Von der Leyen, Polonya’ya karşı Avrupa Birliği yürütmesinin elindeki diğer bir seçeneğin de AB Anlaşması’nın 7. Maddesi’nin yürürlüğe sokulması olduğunu ifade etti.

Bu madde, üye devletlerin AB’nin temel değerlerini ihlal etmesi durumunda, AB’de alınan kararlarda devletlere sağlanan oy hakkı da dahil olmak üzere tüm hakların askıya alınmasına hak tanıyor.

Polonya Anayasa Mahkemesi’nin AB anlaşmalarındaki bazı maddelerin ülkenin anayasasına aykırı olduğuna hükmetmesi Varşova ve Brüksel arasında krize yol açmıştı. Ülkenin İngiltere örneğinde olduğu gibi birlikten çıkması (Polexit) konusu da gündeme gelmişti.
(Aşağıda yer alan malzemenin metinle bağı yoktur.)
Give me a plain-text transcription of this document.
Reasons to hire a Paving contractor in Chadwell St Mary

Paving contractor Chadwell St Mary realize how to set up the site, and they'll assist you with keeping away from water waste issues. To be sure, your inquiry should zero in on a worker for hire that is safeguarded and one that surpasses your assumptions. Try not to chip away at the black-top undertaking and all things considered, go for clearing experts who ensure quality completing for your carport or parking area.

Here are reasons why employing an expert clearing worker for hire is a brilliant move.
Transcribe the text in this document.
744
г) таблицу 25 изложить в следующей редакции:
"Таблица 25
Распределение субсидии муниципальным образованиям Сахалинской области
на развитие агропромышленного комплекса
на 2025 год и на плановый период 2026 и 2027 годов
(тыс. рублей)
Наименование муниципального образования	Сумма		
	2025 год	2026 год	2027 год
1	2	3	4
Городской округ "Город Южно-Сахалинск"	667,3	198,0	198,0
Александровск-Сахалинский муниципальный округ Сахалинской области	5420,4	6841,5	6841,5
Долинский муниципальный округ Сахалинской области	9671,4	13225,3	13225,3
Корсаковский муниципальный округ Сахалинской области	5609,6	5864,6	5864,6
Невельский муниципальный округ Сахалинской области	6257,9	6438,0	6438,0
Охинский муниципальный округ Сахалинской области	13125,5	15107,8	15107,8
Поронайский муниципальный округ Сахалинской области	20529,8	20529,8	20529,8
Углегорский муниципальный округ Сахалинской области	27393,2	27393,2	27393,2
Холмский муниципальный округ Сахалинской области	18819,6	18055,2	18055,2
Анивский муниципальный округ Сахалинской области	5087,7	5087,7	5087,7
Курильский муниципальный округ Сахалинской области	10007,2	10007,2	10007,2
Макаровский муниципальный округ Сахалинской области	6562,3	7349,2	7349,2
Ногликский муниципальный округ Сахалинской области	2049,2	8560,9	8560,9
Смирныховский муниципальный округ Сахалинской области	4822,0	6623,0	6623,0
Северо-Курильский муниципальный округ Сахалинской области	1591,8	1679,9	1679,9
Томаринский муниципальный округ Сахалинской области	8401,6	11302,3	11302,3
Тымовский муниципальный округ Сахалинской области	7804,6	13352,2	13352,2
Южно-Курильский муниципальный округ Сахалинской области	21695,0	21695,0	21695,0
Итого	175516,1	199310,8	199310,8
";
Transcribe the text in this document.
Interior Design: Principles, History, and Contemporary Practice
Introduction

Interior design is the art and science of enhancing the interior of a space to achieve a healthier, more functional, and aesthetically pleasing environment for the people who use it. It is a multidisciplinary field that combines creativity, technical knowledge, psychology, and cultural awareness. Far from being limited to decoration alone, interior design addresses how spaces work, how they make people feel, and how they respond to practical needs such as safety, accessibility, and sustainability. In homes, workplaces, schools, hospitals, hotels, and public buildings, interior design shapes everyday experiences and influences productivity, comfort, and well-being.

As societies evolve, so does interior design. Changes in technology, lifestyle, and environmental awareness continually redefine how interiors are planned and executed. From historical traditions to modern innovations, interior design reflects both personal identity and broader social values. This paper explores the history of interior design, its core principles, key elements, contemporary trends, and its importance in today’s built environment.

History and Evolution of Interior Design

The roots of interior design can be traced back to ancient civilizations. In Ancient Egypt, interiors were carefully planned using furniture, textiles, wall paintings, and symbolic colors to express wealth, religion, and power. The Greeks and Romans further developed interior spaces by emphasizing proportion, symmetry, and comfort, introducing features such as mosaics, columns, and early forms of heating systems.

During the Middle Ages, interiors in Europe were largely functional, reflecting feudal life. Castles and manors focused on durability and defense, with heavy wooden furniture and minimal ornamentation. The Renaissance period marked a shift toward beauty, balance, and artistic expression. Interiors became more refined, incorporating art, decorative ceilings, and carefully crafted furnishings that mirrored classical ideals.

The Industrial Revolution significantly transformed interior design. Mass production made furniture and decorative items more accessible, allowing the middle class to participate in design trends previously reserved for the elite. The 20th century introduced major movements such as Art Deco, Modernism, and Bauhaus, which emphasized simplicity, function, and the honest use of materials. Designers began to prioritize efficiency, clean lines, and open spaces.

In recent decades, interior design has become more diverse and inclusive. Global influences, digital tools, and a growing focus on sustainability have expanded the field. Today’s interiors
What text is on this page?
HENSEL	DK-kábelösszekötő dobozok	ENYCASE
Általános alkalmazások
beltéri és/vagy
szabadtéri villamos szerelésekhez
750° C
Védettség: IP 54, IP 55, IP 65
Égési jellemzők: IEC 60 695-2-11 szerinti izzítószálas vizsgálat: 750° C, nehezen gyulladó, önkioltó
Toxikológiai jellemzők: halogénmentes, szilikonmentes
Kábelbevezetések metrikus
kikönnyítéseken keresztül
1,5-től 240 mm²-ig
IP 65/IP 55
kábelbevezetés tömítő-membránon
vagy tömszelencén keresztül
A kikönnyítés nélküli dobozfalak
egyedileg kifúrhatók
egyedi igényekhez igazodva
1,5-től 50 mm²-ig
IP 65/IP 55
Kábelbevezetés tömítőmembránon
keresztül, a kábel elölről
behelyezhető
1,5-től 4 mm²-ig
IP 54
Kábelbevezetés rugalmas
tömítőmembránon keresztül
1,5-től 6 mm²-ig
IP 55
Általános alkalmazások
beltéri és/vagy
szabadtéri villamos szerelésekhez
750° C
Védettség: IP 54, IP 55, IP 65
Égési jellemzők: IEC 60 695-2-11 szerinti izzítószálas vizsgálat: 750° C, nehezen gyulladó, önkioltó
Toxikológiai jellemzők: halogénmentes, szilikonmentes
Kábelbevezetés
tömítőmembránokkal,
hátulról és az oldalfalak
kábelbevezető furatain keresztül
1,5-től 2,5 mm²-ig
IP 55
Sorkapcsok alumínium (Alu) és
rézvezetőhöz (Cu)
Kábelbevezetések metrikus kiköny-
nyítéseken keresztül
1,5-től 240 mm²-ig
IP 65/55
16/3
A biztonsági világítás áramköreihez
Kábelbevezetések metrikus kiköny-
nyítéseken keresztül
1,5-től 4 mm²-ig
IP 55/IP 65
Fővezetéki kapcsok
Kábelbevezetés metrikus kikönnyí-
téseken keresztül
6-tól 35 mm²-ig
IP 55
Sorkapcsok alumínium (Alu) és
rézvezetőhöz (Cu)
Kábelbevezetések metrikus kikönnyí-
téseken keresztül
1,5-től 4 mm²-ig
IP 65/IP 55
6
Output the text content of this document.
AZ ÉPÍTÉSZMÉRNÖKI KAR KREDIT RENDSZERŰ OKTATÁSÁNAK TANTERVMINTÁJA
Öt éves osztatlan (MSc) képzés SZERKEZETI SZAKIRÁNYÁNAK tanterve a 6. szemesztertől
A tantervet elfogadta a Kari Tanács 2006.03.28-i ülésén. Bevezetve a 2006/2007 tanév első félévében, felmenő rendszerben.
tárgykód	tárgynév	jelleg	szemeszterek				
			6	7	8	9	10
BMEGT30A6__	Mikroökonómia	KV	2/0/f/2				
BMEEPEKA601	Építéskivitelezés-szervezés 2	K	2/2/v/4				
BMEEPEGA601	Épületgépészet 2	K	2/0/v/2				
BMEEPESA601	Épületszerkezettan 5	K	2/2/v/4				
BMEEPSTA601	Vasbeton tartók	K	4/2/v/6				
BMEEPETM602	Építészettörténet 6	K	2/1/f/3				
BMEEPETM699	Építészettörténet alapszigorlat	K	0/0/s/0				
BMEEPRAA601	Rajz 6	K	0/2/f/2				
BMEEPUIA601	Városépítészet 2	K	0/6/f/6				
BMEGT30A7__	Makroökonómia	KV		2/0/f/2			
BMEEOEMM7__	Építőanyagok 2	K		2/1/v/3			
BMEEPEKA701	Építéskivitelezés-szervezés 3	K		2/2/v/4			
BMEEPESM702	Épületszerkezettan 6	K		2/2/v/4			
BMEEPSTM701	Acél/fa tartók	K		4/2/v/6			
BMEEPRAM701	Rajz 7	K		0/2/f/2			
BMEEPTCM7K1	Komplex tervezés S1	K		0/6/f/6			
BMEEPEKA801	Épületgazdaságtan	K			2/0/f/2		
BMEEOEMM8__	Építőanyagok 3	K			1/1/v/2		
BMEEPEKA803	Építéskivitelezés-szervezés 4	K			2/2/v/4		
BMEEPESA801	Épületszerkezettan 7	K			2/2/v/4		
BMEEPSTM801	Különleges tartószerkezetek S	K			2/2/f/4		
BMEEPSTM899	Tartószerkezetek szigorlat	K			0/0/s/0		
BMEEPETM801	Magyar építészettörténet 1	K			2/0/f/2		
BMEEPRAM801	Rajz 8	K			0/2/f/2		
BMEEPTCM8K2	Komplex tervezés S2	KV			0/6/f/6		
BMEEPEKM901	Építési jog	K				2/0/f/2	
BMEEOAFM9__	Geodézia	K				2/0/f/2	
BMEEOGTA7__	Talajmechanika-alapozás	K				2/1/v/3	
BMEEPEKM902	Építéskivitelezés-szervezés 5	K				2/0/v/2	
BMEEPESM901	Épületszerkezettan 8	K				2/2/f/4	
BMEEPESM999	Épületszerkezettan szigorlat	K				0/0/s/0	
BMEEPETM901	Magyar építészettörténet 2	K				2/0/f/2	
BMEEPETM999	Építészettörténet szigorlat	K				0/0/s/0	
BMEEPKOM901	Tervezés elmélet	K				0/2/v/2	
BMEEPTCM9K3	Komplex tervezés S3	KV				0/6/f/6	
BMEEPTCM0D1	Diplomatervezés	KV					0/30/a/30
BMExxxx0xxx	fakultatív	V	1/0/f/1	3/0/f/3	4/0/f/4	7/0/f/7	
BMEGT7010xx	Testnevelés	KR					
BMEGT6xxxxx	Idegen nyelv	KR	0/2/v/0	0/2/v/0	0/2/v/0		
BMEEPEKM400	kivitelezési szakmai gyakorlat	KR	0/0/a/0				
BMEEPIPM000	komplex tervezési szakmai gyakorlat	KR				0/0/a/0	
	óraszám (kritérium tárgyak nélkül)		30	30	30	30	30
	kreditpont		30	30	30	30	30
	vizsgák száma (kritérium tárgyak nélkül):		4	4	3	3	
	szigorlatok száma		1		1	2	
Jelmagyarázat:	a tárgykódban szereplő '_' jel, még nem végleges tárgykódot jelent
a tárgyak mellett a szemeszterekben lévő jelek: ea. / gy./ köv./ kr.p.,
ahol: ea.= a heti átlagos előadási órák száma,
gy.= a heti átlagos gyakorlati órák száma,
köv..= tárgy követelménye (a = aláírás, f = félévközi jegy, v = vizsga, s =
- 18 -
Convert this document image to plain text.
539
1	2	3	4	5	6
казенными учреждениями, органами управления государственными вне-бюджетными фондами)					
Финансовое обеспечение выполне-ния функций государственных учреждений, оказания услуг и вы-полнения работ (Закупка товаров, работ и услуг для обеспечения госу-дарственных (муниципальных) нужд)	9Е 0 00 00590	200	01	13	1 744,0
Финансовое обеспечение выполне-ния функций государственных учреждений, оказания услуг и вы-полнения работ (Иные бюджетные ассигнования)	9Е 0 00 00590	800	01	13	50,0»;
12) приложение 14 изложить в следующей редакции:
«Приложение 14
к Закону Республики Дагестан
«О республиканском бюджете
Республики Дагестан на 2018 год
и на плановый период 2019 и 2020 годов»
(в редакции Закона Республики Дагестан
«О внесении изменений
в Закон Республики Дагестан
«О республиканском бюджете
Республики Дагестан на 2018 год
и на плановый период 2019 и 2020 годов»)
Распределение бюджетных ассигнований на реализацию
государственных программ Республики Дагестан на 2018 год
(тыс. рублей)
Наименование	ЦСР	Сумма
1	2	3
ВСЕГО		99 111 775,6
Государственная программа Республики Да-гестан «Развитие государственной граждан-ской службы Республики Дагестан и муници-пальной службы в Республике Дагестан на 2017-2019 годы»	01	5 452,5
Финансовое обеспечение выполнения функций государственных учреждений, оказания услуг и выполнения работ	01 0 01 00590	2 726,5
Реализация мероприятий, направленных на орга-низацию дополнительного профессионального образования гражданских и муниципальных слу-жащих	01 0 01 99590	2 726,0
Almanya: Hukukun üstünlüğü konusunda uzlaşmaya yer yok

Polonya krizi konusunda konuşan Almanya Avrupa Bakanı Michael Roth, Varşova ile hukukun üstünlüğü konusundaki anlaşmazlıkta uzlaşmaya yer olmadığını söyledi.

Roth, Lüksemburg’daki AB toplantısı öncesinde gazetecilere verdiği demeçte, “Konuşmamız gerekiyor, ancak uzlaşmaya yer görmüyorum.” dedi.

Bakan, “Böyle bir diyaloğun sonunda, Avrupa Birliği’ne katıldığımızda hepimizin taahhüt ettiği şeyin net bir teyidi olmalı. Özel anlaşmalar olamaz” ifadelerini kullandı.